Sir Richard Bishop – Tangier Sessions
Ex-Sun City Girls guitarist Richard Bishop – who’s established an accomplished trade in world guitar sounds over the years – self-recorded ‘Tangier Sessions’ in Morocco. Working at night from a tiled room in a rooftop apartment, the 54-year-old coaxed songs out of an aged guitar of unknown provenance he’d picked up months earlier in Geneva. The result is a beguiling – albeit, at seven tracks, rather short – set of intricate, finger-picked songs. Rapid and languid by turns, the record is spiced with atmospheric, Middle Eastern licks – veering north for a choppy, Latin feel on ‘Safe House’ and ending with the honeyed fretboard devotional of ‘Let It Come Down’.
Charlotte Richardson Andrews

Hey Colossus – In Black & Gold
Hey Colossus are a band with punk ethics that make alternative, heavy rock oblivious to stylistic fashions in music, and with great consistency. ‘In Black & Gold’ is the London-based six-piece’s eighth album in a superb 11-year run and fittingly – as their first for Rocket Recordings, home of Goat – it finds them hitting a stripped-back psychedelic groove.
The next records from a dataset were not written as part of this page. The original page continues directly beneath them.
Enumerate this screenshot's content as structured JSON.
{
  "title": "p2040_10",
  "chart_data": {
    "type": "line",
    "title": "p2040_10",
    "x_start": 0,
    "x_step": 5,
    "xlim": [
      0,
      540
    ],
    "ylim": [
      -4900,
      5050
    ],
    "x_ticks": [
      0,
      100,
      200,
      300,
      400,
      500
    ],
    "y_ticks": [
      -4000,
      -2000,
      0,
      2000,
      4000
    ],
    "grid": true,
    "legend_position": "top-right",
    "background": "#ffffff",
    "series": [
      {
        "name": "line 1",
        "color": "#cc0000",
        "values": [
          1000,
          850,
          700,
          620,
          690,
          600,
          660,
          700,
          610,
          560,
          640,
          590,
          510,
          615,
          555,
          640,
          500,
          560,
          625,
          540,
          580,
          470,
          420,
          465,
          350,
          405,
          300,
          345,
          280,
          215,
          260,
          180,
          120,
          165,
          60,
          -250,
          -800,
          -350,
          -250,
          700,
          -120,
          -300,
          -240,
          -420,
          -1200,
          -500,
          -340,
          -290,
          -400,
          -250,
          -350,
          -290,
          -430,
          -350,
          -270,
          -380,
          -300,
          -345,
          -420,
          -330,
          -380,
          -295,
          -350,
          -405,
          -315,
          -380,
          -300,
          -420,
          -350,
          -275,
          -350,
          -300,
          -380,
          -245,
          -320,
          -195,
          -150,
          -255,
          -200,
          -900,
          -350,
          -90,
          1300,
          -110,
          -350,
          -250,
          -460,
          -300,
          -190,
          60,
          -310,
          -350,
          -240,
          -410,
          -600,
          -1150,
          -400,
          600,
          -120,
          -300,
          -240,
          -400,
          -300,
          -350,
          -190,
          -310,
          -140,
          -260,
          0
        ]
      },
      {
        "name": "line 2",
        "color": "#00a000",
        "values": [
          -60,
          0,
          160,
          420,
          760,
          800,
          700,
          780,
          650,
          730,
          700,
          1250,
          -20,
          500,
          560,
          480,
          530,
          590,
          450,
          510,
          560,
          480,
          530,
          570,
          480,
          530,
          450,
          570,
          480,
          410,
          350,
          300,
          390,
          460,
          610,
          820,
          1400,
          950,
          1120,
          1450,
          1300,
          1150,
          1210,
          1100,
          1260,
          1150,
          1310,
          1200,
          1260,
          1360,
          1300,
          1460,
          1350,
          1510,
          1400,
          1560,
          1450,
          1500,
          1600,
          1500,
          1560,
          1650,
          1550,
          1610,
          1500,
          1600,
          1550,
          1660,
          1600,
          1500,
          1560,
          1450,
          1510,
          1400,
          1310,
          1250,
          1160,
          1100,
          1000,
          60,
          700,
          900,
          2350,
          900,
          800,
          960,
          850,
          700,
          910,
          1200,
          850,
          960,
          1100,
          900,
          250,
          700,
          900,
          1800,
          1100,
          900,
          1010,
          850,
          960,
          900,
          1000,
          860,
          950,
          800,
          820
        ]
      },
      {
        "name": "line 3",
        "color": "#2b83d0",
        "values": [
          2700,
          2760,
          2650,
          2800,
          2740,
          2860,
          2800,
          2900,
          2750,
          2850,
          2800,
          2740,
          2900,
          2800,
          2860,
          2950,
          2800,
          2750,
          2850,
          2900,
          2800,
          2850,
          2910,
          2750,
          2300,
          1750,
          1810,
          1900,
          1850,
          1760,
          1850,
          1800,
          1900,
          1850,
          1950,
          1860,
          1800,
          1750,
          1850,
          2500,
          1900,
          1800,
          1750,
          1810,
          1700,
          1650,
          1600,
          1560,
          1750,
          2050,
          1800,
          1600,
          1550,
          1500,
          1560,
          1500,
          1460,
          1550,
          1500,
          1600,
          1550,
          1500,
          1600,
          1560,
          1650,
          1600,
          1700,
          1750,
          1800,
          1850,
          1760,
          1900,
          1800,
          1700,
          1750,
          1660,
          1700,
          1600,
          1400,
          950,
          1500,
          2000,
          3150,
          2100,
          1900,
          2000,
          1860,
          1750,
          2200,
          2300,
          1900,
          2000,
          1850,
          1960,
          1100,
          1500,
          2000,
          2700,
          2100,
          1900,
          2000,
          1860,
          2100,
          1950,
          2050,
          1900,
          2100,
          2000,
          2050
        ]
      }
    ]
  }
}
Opener ‘Hold On’ is loose, hazy, and full of foreboding and single ‘Hey, Dead Eyes, Up!’ finds them in more typical Melvins-like sludge territory. On ‘Lagos Atom’ they experiment with dub within a post-rock setting and they end with ‘Sinking, Feeling’, a slab of heavy, half-time doom. A more diverse and calculated album than a usual Hey Colossus offering, and all the better for it.